On computing and the complexity of computing higher-order $U$-statistics, exactly

TL;DR

This paper analyzes the computational complexity of higher-order U-statistics, introduces a decomposition and new algorithms for efficient exact computation, and provides open-source tools demonstrating improved runtime performance.

Contribution

It presents a novel decomposition of U-statistics, connects their computation to tensor acceleration techniques, and offers a new efficient algorithm with open-source implementations.

Findings

Derived a decomposition of U-statistics into V-statistics for easier computation.

Connected exact computation of V-statistics to Einstein summation for efficiency.

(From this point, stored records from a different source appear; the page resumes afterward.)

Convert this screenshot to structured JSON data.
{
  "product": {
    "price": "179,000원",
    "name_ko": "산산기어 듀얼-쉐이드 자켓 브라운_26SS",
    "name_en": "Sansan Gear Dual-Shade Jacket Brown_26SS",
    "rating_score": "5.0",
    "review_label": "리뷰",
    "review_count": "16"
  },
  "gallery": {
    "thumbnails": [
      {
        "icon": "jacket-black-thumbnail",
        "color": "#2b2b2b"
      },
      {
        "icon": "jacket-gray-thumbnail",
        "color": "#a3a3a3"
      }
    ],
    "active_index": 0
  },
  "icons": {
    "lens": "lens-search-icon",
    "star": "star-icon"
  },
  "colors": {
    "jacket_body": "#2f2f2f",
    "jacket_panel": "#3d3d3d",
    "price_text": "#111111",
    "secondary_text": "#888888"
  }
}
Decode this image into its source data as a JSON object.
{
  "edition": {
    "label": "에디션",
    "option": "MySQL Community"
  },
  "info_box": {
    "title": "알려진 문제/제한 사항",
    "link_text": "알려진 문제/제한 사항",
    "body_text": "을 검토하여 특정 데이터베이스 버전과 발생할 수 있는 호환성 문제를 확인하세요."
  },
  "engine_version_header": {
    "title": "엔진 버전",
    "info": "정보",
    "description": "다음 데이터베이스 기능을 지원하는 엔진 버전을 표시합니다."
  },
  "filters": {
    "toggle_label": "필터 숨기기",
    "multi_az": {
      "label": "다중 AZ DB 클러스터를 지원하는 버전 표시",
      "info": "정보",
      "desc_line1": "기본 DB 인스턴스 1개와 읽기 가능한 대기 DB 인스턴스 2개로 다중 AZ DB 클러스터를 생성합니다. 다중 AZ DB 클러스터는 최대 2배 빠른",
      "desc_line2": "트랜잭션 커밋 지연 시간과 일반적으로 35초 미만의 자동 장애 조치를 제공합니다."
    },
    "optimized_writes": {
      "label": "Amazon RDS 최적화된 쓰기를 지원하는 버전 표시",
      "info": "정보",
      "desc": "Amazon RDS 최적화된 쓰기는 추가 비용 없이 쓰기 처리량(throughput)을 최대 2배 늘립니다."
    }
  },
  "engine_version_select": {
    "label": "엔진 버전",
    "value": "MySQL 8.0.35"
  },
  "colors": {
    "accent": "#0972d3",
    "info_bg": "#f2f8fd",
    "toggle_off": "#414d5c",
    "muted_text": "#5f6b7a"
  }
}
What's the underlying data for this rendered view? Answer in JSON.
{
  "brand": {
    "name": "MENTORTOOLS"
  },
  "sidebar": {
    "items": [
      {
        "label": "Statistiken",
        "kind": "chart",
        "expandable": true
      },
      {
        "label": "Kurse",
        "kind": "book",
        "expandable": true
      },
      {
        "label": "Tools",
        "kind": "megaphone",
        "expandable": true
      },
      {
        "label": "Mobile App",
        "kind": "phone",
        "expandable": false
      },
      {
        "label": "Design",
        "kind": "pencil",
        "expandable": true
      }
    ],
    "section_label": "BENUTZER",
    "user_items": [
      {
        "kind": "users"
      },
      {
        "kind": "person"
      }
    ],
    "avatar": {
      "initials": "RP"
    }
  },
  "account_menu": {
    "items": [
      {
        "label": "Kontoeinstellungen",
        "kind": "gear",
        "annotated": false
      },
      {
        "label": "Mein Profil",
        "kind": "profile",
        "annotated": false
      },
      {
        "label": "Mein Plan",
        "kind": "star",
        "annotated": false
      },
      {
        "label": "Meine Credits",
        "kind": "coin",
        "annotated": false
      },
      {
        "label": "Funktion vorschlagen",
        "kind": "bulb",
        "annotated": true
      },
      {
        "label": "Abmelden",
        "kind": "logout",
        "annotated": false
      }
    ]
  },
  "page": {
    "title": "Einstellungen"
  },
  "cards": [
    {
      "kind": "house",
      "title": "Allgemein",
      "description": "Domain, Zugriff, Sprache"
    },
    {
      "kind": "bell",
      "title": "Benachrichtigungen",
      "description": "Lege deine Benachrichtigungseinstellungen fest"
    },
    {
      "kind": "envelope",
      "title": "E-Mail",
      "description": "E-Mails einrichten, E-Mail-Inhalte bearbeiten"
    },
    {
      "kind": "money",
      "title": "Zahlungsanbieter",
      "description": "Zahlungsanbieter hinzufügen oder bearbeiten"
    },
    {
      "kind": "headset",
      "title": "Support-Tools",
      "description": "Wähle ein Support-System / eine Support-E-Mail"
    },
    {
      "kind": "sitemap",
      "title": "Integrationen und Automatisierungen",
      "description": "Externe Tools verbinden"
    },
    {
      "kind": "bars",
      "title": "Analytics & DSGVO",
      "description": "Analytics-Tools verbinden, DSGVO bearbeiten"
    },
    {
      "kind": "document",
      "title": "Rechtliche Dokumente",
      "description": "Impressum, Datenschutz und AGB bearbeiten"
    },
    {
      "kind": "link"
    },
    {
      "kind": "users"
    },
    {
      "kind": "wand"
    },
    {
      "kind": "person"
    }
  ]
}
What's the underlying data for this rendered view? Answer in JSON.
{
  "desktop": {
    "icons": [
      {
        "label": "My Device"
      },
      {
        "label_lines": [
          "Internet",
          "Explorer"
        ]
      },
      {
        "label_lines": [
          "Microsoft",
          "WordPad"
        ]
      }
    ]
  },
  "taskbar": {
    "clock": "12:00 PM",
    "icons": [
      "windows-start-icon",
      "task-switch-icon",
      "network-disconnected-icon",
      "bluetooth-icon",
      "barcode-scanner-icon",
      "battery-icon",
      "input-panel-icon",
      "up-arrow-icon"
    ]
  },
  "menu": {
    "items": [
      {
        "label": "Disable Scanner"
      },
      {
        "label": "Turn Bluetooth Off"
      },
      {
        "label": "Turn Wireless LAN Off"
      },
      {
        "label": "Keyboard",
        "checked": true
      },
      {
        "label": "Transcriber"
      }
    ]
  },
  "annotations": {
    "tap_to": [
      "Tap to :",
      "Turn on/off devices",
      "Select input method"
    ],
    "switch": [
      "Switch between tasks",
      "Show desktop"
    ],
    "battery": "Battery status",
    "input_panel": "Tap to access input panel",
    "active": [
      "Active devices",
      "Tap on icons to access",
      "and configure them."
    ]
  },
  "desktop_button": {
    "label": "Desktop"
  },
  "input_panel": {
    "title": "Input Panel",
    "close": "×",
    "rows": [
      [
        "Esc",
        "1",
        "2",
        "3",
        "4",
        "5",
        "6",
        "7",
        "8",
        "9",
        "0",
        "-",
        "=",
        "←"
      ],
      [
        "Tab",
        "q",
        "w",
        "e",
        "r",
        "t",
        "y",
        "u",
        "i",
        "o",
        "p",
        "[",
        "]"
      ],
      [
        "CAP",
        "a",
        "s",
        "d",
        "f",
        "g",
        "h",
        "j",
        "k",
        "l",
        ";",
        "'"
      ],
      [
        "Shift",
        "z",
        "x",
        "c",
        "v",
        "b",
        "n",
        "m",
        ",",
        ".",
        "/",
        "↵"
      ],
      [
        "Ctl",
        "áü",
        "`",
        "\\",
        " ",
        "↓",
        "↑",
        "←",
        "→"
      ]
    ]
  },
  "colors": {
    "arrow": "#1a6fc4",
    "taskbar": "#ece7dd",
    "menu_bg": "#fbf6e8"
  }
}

Provided an algorithm with improved runtime complexity based on graph treewidth.

Abstract

Higher-order $U$-statistics abound in fields such as statistics, machine learning, and computer science, but are known to be highly time-consuming to compute in practice. Despite their widespread appearance, a comprehensive study of their computational complexity is surprisingly lacking. This paper aims to fill this gap by presenting several results related to the computational aspect of $U$-statistics. First, we derive a useful decomposition from a $m$-th order $U$-statistic to a linear combination of $V$-statistics with orders not exceeding $m$, which are generally more feasible to compute. Second, we explore the connection between exactly computing $V$-statistics and Einstein summation, a tool often used in computational mathematics and quantum computing to accelerate tensor computations. Third, we provide an optimistic estimate of the time complexity for exactly computing $U$-statistics, based on the treewidth of a particular graph associated with the $U$-statistic kernel. The above ingredients lead to (1) a new, much more runtime-efficient algorithm to exactly compute general higher-order $U$-statistics, and (2) a more streamlined characterization of runtime complexity of computing $U$-statistics. We develop an accompanying open-source package called \texttt{u-stats} in both Python (https://github.com/zrq1706/U-Statistics-Python) and R (https://github.com/cxy0714/U-Statistics-R). We demonstrate through three examples in statistics that \texttt{u-stats} achieves impressive runtime performance compared to existing benchmarks. This paper also aspires to achieve two goals: (1) to capture the interest of researchers in both statistics and other related areas to further advance the algorithmic development of $U$-statistics and (2) to lift the burden of implementing higher-order $U$-statistics from practitioners.